Media reports suggest the government may remove the blanket ban on corporate guarantors of failed businesses bidding for stressed assets during the resolution process; the idea ostensibly is to make the law less rigid so as to enable greater participation in the bidding process.
Media reports suggest the government may remove the blanket ban on corporate guarantors of failed businesses bidding for stressed assets during the resolution process; the idea ostensibly is to make the law less rigid so as to enable greater participation in the bidding process. That is a good thought since the bidding process should be fair, but the government should take care to see that errant promoters are not handed back their companies on a platter—sans the debt. Indeed, while some bankers believe promoters should be allowed to bid for their companies because otherwise the number of bids may be too few and non-promoters would ask for larger haircuts, the government’s stand on this matter has so far been unambiguous—promoters should not be permitted to bid. That was the reason for the amendment to the IBC, via the ordinance, that bars promoters from bidding for their companies. The approach is the right one and needs to be applauded.
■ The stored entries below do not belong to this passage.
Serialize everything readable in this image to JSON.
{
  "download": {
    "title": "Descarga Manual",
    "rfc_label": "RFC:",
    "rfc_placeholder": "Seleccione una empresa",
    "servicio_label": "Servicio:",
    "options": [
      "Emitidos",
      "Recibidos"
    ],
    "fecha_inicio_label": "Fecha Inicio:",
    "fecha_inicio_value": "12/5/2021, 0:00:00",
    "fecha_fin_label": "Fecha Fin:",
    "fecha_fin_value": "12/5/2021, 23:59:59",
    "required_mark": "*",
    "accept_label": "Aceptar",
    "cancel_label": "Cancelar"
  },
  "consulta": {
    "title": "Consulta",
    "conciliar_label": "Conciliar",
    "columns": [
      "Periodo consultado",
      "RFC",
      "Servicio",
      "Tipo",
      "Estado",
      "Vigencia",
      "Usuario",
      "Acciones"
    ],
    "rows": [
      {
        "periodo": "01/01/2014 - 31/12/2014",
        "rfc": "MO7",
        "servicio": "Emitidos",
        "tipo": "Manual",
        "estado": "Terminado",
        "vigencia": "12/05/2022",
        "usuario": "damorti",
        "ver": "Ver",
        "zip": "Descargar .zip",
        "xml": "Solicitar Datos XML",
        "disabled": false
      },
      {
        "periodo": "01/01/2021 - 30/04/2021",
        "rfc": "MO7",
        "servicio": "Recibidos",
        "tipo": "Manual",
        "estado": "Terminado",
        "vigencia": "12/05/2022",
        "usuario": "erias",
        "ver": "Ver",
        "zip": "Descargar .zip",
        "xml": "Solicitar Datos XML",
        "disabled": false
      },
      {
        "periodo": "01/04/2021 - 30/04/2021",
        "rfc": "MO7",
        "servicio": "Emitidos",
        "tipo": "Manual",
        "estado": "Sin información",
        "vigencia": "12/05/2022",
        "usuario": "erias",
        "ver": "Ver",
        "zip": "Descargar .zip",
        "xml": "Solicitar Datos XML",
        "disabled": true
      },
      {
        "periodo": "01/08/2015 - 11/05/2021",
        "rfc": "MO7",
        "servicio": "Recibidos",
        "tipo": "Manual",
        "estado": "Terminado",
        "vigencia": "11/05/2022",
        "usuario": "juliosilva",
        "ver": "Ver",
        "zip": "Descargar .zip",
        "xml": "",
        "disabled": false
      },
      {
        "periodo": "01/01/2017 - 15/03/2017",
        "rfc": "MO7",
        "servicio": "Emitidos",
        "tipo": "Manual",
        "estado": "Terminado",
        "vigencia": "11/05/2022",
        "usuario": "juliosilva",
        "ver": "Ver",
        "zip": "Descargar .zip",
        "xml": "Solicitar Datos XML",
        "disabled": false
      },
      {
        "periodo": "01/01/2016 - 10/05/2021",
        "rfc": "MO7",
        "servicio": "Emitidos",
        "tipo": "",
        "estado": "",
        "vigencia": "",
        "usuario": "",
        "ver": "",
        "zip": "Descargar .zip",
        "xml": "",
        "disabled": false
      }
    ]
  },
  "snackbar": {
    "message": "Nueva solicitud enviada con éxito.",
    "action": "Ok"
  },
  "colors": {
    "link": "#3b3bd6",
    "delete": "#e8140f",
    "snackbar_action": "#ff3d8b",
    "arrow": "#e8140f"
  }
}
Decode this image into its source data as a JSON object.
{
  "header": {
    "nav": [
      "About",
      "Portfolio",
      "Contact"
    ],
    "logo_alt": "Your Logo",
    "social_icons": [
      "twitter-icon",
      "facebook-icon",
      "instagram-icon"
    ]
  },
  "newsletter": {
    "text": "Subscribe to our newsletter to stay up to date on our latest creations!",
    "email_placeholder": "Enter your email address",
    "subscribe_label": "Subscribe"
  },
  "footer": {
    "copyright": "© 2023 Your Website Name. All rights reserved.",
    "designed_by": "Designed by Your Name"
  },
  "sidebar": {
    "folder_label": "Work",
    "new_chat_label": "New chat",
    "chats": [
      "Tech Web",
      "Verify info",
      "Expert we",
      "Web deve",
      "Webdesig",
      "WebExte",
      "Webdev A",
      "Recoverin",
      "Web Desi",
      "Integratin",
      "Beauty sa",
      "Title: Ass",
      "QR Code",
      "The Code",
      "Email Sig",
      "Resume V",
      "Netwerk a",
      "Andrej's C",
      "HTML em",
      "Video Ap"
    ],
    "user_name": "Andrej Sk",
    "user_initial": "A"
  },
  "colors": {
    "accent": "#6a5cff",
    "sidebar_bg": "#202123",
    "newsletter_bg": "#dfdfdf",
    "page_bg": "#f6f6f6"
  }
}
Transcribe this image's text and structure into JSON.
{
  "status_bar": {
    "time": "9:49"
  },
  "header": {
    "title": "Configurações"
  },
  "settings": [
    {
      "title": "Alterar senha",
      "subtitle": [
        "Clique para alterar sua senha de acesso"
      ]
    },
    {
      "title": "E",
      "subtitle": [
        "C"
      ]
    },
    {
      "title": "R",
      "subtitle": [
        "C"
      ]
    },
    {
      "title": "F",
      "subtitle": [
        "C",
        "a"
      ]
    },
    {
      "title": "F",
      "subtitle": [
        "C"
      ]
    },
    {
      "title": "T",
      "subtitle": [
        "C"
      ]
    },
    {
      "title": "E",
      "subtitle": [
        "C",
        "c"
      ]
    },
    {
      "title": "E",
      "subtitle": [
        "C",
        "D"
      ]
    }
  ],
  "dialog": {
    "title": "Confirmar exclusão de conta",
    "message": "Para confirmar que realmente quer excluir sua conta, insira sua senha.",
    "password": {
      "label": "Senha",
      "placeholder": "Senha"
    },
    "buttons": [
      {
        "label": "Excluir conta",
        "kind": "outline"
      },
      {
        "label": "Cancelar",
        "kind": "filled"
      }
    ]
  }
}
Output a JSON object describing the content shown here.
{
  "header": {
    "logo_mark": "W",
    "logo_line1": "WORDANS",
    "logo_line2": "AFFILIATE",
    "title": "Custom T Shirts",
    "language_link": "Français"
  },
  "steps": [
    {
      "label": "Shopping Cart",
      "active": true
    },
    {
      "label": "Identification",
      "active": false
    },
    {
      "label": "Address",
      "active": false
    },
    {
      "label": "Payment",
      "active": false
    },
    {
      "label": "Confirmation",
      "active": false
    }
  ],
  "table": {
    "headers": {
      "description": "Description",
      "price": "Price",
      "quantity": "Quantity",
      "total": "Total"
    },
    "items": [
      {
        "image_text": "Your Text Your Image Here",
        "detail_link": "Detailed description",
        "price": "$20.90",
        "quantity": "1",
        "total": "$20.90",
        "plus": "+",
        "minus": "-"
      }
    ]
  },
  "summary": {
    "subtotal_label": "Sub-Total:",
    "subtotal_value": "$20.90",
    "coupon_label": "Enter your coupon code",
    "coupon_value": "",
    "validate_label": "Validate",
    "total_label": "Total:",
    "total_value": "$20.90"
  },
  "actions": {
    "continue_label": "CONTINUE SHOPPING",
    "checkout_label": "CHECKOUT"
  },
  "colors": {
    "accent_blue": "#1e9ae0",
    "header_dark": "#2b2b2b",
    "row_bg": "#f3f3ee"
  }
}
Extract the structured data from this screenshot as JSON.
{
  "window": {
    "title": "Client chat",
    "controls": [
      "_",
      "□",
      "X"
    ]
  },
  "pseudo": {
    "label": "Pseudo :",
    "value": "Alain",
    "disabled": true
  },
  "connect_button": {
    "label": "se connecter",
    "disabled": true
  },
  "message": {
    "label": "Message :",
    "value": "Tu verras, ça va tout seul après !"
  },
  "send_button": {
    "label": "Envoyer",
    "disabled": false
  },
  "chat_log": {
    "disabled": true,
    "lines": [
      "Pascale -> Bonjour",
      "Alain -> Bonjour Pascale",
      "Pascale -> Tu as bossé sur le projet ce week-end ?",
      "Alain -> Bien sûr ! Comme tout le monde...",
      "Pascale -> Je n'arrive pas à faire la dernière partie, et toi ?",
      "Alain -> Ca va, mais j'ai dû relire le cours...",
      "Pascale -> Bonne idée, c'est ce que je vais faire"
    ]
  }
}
As former chairman of State Bank of India Arundhati Bhattacharya pointed out last week, if a promoter was able to regularise his account to become eligible to bid for his company, that effectively made him a wilful defaulter. As Bhattacharya observed, if he was able to make good the payment now, why did he not do so earlier? Clearly, promoters need to be disallowed from bidding for their companies because it creates a moral hazard. Even businessmen—Sajjan Jindal, for instance—have pointed out that if one promoter gets his company back with a big reduction in the debt, thanks to banks taking a haircut, others will be encouraged to do the same. The reports are that the government may consider allowing promoters of smaller companies to bid for their businesses. To be sure, smaller companies might attract just one bid or even none, in which case, the bidding process might not be a fair one. However, these are early days, and any changes to the rules could be considered at a later stage.
It is unfortunate that the future of so many companies will now be decided in the NCLT because there is the chance that many an asset will get sold at well below its intrinsic value. It appears bankers have been able to come up with revival solutions for just for a handful of the 28 distressed companies on RBI’s “second list’”. This may not be surprising given the companies are so highly leveraged; even if the business cycle turns soon, and sharply—which is unlikely—they will find it hard to service their loans. The fact is banks have been trying for more than two years now to resuscitate companies through various schemes such as the SDR and the S4A but have, by and large, failed. They must accept their fair share of the blame. Had they initiated the clean-up process when it was finally started in the December 2015 quarter at the instance of RBI, instead of continuing to sweep the dirt under the carpet and evergreening the accounts, they might have been able to recover a lot more.
Which is why, it is important now that the companies go into the right hands—not those of the promoters—and the government must facilitate this process by not diluting what is a fair piece of legislation.